Raúl Zaffaroni, o grande jurista e Ministro da Suprema Corte argentina, desenvolveu no âmbito do direito penal a "teoria da vulnerabilidade", para ser aplicada pelos juízes no curso dos processos.
Nela, se reduziria (e se aumentaria) a culpabilidade – a "responsabilidade" – do sujeito criminoso que tivesse maiores (ou menores)
chances de sofrer punições.
Ou seja, pretende impor uma atenuante
inonimada para a pessoa que cometeu o crime porque desprovida de condições
sócio-educacionais favoráveis, destituído de proteção familiar e com orientação
cultural distorcida; ao contrário, impor-se-ia uma agravante para o
criminoso provido de berço esplêndido, constituído num tenro ninho
familiar e com razoável orientação multi-cultural.

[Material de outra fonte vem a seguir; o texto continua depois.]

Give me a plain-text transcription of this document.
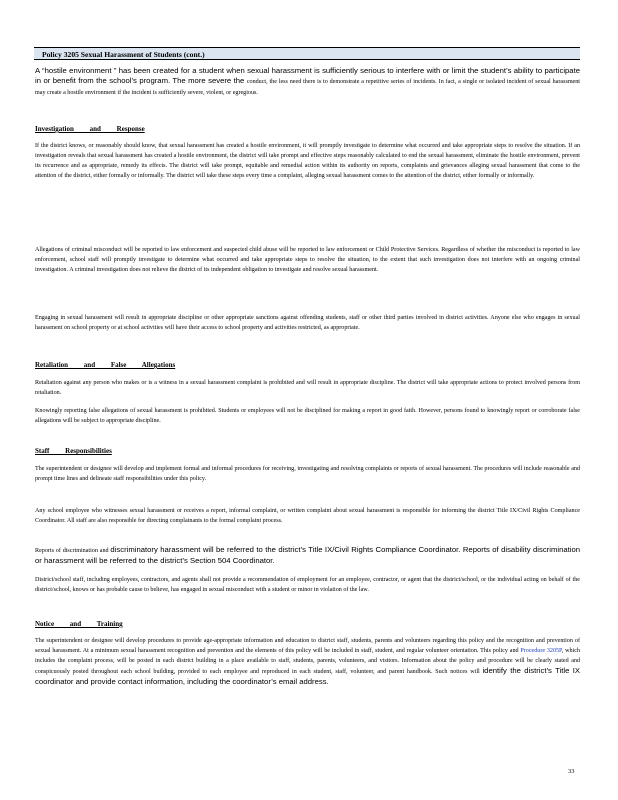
Policy 3205 Sexual Harassment of Students (cont.)
A “hostile environment ” has been created for a student when sexual harassment is sufficiently serious to interfere with or limit the student’s ability to participate in or benefit from the school’s program. The more severe the conduct, the less need there is to demonstrate a repetitive series of incidents. In fact, a single or isolated incident of sexual harassment may create a hostile environment if the incident is sufficiently severe, violent, or egregious.
Investigation and Response
If the district knows, or reasonably should know, that sexual harassment has created a hostile environment, it will promptly investigate to determine what occurred and take appropriate steps to resolve the situation. If an investigation reveals that sexual harassment has created a hostile environment, the district will take prompt and effective steps reasonably calculated to end the sexual harassment, eliminate the hostile environment, prevent its recurrence and as appropriate, remedy its effects. The district will take prompt, equitable and remedial action within its authority on reports, complaints and grievances alleging sexual harassment that come to the attention of the district, either formally or informally. The district will take these steps every time a complaint, alleging sexual harassment comes to the attention of the district, either formally or informally.
Allegations of criminal misconduct will be reported to law enforcement and suspected child abuse will be reported to law enforcement or Child Protective Services. Regardless of whether the misconduct is reported to law enforcement, school staff will promptly investigate to determine what occurred and take appropriate steps to resolve the situation, to the extent that such investigation does not interfere with an ongoing criminal investigation. A criminal investigation does not relieve the district of its independent obligation to investigate and resolve sexual harassment.
Engaging in sexual harassment will result in appropriate discipline or other appropriate sanctions against offending students, staff or other third parties involved in district activities. Anyone else who engages in sexual harassment on school property or at school activities will have their access to school property and activities restricted, as appropriate.
Retaliation and False Allegations
Retaliation against any person who makes or is a witness in a sexual harassment complaint is prohibited and will result in appropriate discipline. The district will take appropriate actions to protect involved persons from retaliation.
Knowingly reporting false allegations of sexual harassment is prohibited. Students or employees will not be disciplined for making a report in good faith. However, persons found to knowingly report or corroborate false allegations will be subject to appropriate discipline.
Staff Responsibilities
The superintendent or designee will develop and implement formal and informal procedures for receiving, investigating and resolving complaints or reports of sexual harassment. The procedures will include reasonable and prompt time lines and delineate staff responsibilities under this policy.
Any school employee who witnesses sexual harassment or receives a report, informal complaint, or written complaint about sexual harassment is responsible for informing the district Title IX/Civil Rights Compliance Coordinator. All staff are also responsible for directing complainants to the formal complaint process.
Reports of discrimination and discriminatory harassment will be referred to the district’s Title IX/Civil Rights Compliance Coordinator. Reports of disability discrimination or harassment will be referred to the district’s Section 504 Coordinator.
District/school staff, including employees, contractors, and agents shall not provide a recommendation of employment for an employee, contractor, or agent that the district/school, or the individual acting on behalf of the district/school, knows or has probable cause to believe, has engaged in sexual misconduct with a student or minor in violation of the law.
Notice and Training
The superintendent or designee will develop procedures to provide age-appropriate information and education to district staff, students, parents and volunteers regarding this policy and the recognition and prevention of sexual harassment. At a minimum sexual harassment recognition and prevention and the elements of this policy will be included in staff, student, and regular volunteer orientation. This policy and Procedure 3205P, which includes the complaint process, will be posted in each district building in a place available to staff, students, parents, volunteers, and visitors. Information about the policy and procedure will be clearly stated and conspicuously posted throughout each school building, provided to each employee and reproduced in each student, staff, volunteer, and parent handbook. Such notices will identify the district’s Title IX coordinator and provide contact information, including the coordinator’s email address.
33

De ordem aristotélica e jus-criminalista, a
"teoria da vulnerabilidade" é demasiadamente lógica: os sujeitos não
podem ser igualmente responsabilizados por idênticos atos, maiormente sob o ponto de vista
sócio-educacional.
E, por isso, a seleção das pessoas afetadas pelo
direito penal deve ser redirecionada, e a perseguição criminal deve passar
a perseguir aqueles que estão em condições de influenciar e
dirigir o poder, favorecendo os que não estão na mesma situação – é, pois, um silogismo às avessas da lógica vigente.
É de clareza solar, e de conhecimento do mundo
mineral, do que o nosso sistema penal é feito: darwiniano, só alcança as
espécies menos evoluídas, de modo a registrar a obviedade do fato de que a
tutela judicial recai sempre, e sempre, de forma desigual e injusta, contra
pessoas das rasas classes sócio-econômico-educacionais.
Nesta medida, é fácil compreender que há graus
múltiplos de vulnerabilidade das pessoas ao sistema, dependentes de uma série
de fatores individuais e sociais; em outras palavras, os dados da realidade – a vida! – definem
o âmbito de autodeterminação do sujeito no momento em que estava a cometer o
ato criminoso.
Assim, pela teoria, a vulnerabilidade opera-se
por uma associação entre o estado de vulnerabilidade e o esforço
pessoal pela vulnerabilidade, em cuja relação estaria o regramento
para a aferição da culpabilidade.
Portanto, o reconhecimento dos diversos níveis
de vulnerabilidade visa a estabelecer um direito penal menos desigual, pois é
capaz de dar contornos dogmáticos eficazes, porquanto mais justos, à redução de
falhas e desvios estruturais do sistema repressivo, fixando padrões de
aplicação da lei com a maior possibilidade de ética e isonomia.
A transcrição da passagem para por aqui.